Your Environment Update for June 5, 2015

  • One of Healthy Ride's new downtown bike rental stations. The program launched in May 2015. Photo: Kara Holsopple

In this week’s Environment Update: A new study finds a link between fracking and low birth weights in Pennsylvania; Pittsburgh joins the bike share nation; and we take a look at how Pittsburgh’s air pollution is affecting cyclists—even off the road.

Fracking Linked to Low Birth Weights

A new study finds that pregnant women living near Marcellus shale gas wells had babies with lower birth weights than mothers living farther from wells. The University of Pittsburgh study adds to a small but growing body of research about the potential health impacts of fracking.

It was published Wednesday in the journal PLOS One. It looked at over 15,000 births from Washington, Westmoreland and Butler counties, and included over 500 gas wells.

The study grouped mothers by their proximity to drilling and found a difference in birth weight of 21 grams, or about 3/4 of an ounce, between those that lived farthest and nearest to wells.
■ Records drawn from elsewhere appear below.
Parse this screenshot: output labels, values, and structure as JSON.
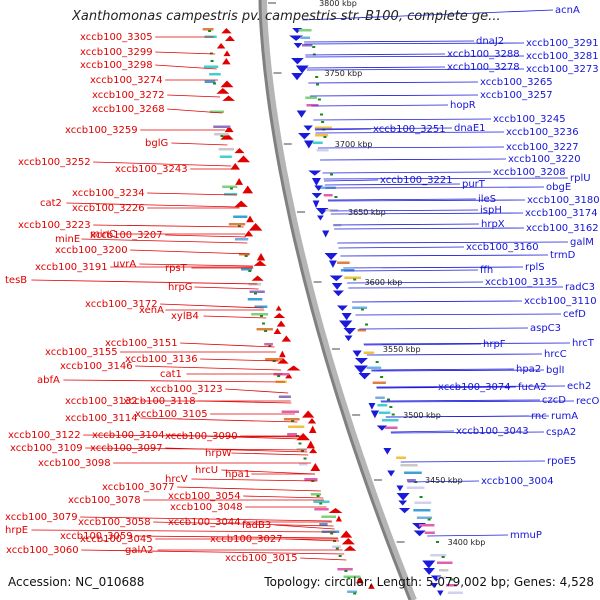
{
  "title": "Xanthomonas campestris pv. campestris str. B100, complete ge...",
  "footer": {
    "accession": "Accession: NC_010688",
    "summary": "Topology: circular; Length: 5,079,002 bp; Genes: 4,528"
  },
  "colors": {
    "forward_strand": "#e00000",
    "reverse_strand": "#1a1adb",
    "backbone": "#808080",
    "gc_tick": "#1a8a1a"
  },
  "kbp_ticks": [
    "3800 kbp",
    "3750 kbp",
    "3700 kbp",
    "3650 kbp",
    "3600 kbp",
    "3550 kbp",
    "3500 kbp",
    "3450 kbp",
    "3400 kbp"
  ],
  "labels_left": [
    "xccb100_3305",
    "xccb100_3299",
    "xccb100_3298",
    "xccb100_3274",
    "xccb100_3272",
    "xccb100_3268",
    "xccb100_3259",
    "bglG",
    "xccb100_3252",
    "xccb100_3243",
    "xccb100_3234",
    "cat2",
    "xccb100_3226",
    "xccb100_3223",
    "minE",
    "minC",
    "xccb100_3207",
    "xccb100_3200",
    "xccb100_3191",
    "uvrA",
    "tesB",
    "rpsT",
    "hrpG",
    "xccb100_3172",
    "xenA",
    "xylB4",
    "xccb100_3151",
    "xccb100_3155",
    "xccb100_3136",
    "xccb100_3146",
    "cat1",
    "abfA",
    "xccb100_3123",
    "xccb100_3132",
    "xccb100_3118",
    "xccb100_3114",
    "xccb100_3105",
    "xccb100_3122",
    "xccb100_3104",
    "xccb100_3090",
    "xccb100_3109",
    "xccb100_3097",
    "xccb100_3098",
    "hrpW",
    "hrcU",
    "hpa1",
    "hrcV",
    "xccb100_3077",
    "xccb100_3078",
    "xccb100_3054",
    "xccb100_3079",
    "xccb100_3048",
    "hrpE",
    "xccb100_3058",
    "xccb100_3044",
    "xccb100_3059",
    "fadB3",
    "xccb100_3045",
    "xccb100_3027",
    "xccb100_3060",
    "galA2",
    "xccb100_3015"
  ],
  "labels_right": [
    "acnA",
    "dnaJ2",
    "xccb100_3291",
    "xccb100_3288",
    "xccb100_3281",
    "xccb100_3278",
    "xccb100_3273",
    "xccb100_3265",
    "xccb100_3257",
    "hopR",
    "xccb100_3245",
    "xccb100_3251",
    "dnaE1",
    "xccb100_3236",
    "xccb100_3227",
    "xccb100_3220",
    "xccb100_3208",
    "rplU",
    "xccb100_3221",
    "purT",
    "obgE",
    "ileS",
    "xccb100_3180",
    "ispH",
    "xccb100_3174",
    "hrpX",
    "xccb100_3162",
    "xccb100_3160",
    "galM",
    "trmD",
    "ffh",
    "rplS",
    "xccb100_3135",
    "radC3",
    "xccb100_3110",
    "cefD",
    "aspC3",
    "hrcT",
    "hrpF",
    "hrcC",
    "hpa2",
    "bglI",
    "xccb100_3074",
    "fucA2",
    "ech2",
    "czcD",
    "recO",
    "rnc",
    "rumA",
    "xccb100_3043",
    "cspA2",
    "rpoE5",
    "xccb100_3004",
    "mmuP"
  ]
}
Pittsburgh Joins the Bike Share Nation

This weekend, Pittsburgh joined Chicago, Cleveland and Philadelphia in the ranks of American cities with bike sharing programs. The program makes 500 bikes available to rent at stations in 11 neighborhoods around the city. Rides cost $4 for an hour; $2 for a half hour.

David White, director of Pittsburgh Bike Share, says he wants everyone to try it— tourists, first time riders and daily commuters.

“Every trip someone takes on a bike is one less trip they’re taking in a car or in some other motorized way,” White says.

According to James Longhurst, a history professor at the University of Wisconsin and author of the book Bike Battles, urban bike sharing programs are making a real difference.

“It’s not just a significant part of bike transportation, it’s a significant part of public transportation,” White says.

In Washington, D.C., the bike share program has averaged almost 300,000 rides per month during the summer peak season. That means each bike there is being used about four times a day. Advocates in Pittsburgh note that the bike share prices here are cheaper than a yearly bus pass.

Pittsburgh’s Bad Air Could Be Putting Cyclists At Risk

People usually think of cycling as something that's good for you. But biking also carries some potential health risks. In particular, air pollution can be a big problem for cyclists when they share the road with motorists.

“I’ve had to get off my bike because I’ve been coughing so hard,” says Adam Haller, a bike commuter who also works at a bike shop on Pittsburgh’s south side. “Sometimes I’ll notice, if I’ve been in a really heavy traffic ride, I can almost feel a film on my skin. And the smog doesn’t feel good at all.”

A lot of riders choose recreation trails to escape the exhaust. But new research suggests that air quality can even be a big problem on the city's bike trails.

“A lot of people cycle along the trail network near the rivers. And pollutant concentrations are higher in the river valleys,” says Albert Presto, a researcher at Carnegie Mellon University’s Center for Atmospheric Particle Studies. “So there’s definitely opportunity that cycling—while you’re having all this benefit of the extra exercise—that maybe you are increasing your exposure to, especially, traffic-related pollution."

One of the payoffs of Presto’s research is a color-coded map of the city’s air quality hotspots, which you can actually use to plan your bikes routes.

Most of the research out there shows that exercise, even in polluted places like cities, is still a net benefit to your health.